If we revisit the issues that have made headlines in the e-commerce space in recent years, three broad concerns come to light that consequently aided companies like Amazon and Flipkart to monopolise ecommerce in India. The first area of concern is the abuse of aggregator superpowers through the inventory model. The second is deep discounting practices, which kicked brick-and-mortar stores out of the race. The third area of concern pertains to anti-competition practices such as imitating products and using algorithms to manipulate search results to influence consumers to buy these products.
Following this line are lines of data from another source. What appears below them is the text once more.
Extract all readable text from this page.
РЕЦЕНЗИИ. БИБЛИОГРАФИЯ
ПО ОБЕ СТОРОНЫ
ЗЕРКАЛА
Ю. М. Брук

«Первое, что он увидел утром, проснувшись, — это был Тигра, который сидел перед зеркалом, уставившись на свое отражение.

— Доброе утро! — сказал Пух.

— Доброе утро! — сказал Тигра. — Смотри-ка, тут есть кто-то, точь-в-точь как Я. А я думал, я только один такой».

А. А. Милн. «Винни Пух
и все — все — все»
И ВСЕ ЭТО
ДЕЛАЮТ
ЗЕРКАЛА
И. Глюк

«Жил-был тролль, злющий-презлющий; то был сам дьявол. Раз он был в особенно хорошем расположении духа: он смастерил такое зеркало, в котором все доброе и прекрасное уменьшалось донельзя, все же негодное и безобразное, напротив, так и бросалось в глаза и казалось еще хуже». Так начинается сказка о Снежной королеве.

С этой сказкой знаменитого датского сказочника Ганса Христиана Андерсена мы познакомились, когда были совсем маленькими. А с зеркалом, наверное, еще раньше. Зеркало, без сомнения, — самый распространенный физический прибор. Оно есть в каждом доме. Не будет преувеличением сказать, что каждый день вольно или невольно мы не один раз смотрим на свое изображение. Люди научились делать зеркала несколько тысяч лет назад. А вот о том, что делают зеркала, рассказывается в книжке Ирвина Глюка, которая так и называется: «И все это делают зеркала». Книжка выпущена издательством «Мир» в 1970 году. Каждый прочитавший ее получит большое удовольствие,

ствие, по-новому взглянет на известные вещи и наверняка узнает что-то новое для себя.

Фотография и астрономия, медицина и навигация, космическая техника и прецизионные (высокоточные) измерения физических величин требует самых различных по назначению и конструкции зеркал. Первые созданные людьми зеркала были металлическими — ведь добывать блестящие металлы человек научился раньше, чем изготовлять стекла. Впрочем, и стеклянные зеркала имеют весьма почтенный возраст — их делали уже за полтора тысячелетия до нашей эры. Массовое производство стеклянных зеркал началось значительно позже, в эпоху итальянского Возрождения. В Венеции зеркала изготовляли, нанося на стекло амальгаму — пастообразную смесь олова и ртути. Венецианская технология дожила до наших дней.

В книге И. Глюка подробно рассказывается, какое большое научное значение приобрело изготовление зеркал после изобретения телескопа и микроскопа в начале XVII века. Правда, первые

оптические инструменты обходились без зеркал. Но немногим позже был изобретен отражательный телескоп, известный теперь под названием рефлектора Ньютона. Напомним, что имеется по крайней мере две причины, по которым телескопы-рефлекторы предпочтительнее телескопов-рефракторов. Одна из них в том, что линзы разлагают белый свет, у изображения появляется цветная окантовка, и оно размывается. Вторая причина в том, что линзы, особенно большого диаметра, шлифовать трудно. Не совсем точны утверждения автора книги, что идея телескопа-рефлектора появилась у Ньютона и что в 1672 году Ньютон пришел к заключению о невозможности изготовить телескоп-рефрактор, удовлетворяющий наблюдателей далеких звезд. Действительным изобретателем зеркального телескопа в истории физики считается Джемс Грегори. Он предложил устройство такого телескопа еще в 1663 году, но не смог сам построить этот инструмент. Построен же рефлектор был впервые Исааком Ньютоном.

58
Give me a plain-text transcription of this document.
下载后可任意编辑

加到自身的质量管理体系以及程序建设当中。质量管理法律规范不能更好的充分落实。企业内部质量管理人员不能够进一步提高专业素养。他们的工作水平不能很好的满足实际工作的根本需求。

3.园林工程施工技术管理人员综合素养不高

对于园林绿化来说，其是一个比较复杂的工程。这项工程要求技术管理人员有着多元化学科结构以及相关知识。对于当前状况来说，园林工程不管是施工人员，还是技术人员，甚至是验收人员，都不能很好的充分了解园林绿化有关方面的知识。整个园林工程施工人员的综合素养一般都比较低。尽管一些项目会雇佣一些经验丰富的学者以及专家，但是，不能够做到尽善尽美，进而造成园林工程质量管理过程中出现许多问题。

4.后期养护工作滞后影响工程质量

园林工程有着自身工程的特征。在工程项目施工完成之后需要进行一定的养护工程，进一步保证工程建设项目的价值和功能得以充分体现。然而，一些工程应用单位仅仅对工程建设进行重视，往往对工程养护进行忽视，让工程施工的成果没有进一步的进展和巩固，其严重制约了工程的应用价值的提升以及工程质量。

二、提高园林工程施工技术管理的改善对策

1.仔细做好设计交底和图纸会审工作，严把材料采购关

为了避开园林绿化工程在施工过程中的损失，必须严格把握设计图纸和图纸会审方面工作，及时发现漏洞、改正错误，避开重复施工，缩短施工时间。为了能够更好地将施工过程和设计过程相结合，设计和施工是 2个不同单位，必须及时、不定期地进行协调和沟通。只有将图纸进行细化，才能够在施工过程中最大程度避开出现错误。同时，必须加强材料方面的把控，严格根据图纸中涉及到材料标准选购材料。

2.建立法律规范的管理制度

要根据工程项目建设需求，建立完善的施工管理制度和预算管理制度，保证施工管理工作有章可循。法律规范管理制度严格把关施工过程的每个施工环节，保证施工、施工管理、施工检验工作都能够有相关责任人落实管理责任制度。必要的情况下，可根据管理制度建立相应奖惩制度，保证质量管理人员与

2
According to a Reuters estimate, Amazon and Walmart's Flipkart currently control more than 60 per cent of the market. Monopolies or duopolies are hindrances to establishing a free market, a concept that the government encourages. Post demonetisation, when wallet-based digital payments saw a boom, the government's aggressive push for the Unified Payments Interface (UPI) platform changed the game. A year after that, UPI beat e-wallets in terms of the value of transactions. In May this year, the platform crossed the milestone of Rs 10 trillion worth of transactions, processing nearly six billion payments during the month.
On 29 April, when the government launched the Open Network for Digital Commerce (ONDC), the intention certainly was a replay of the UPI success story in the eCommerce space. Ironically, a day before the launch, the Competition Commission of India (CCI), raided Amazon and Flipkart over unethical practices that were creating a divide between corporate sellers and small businesses on their platforms.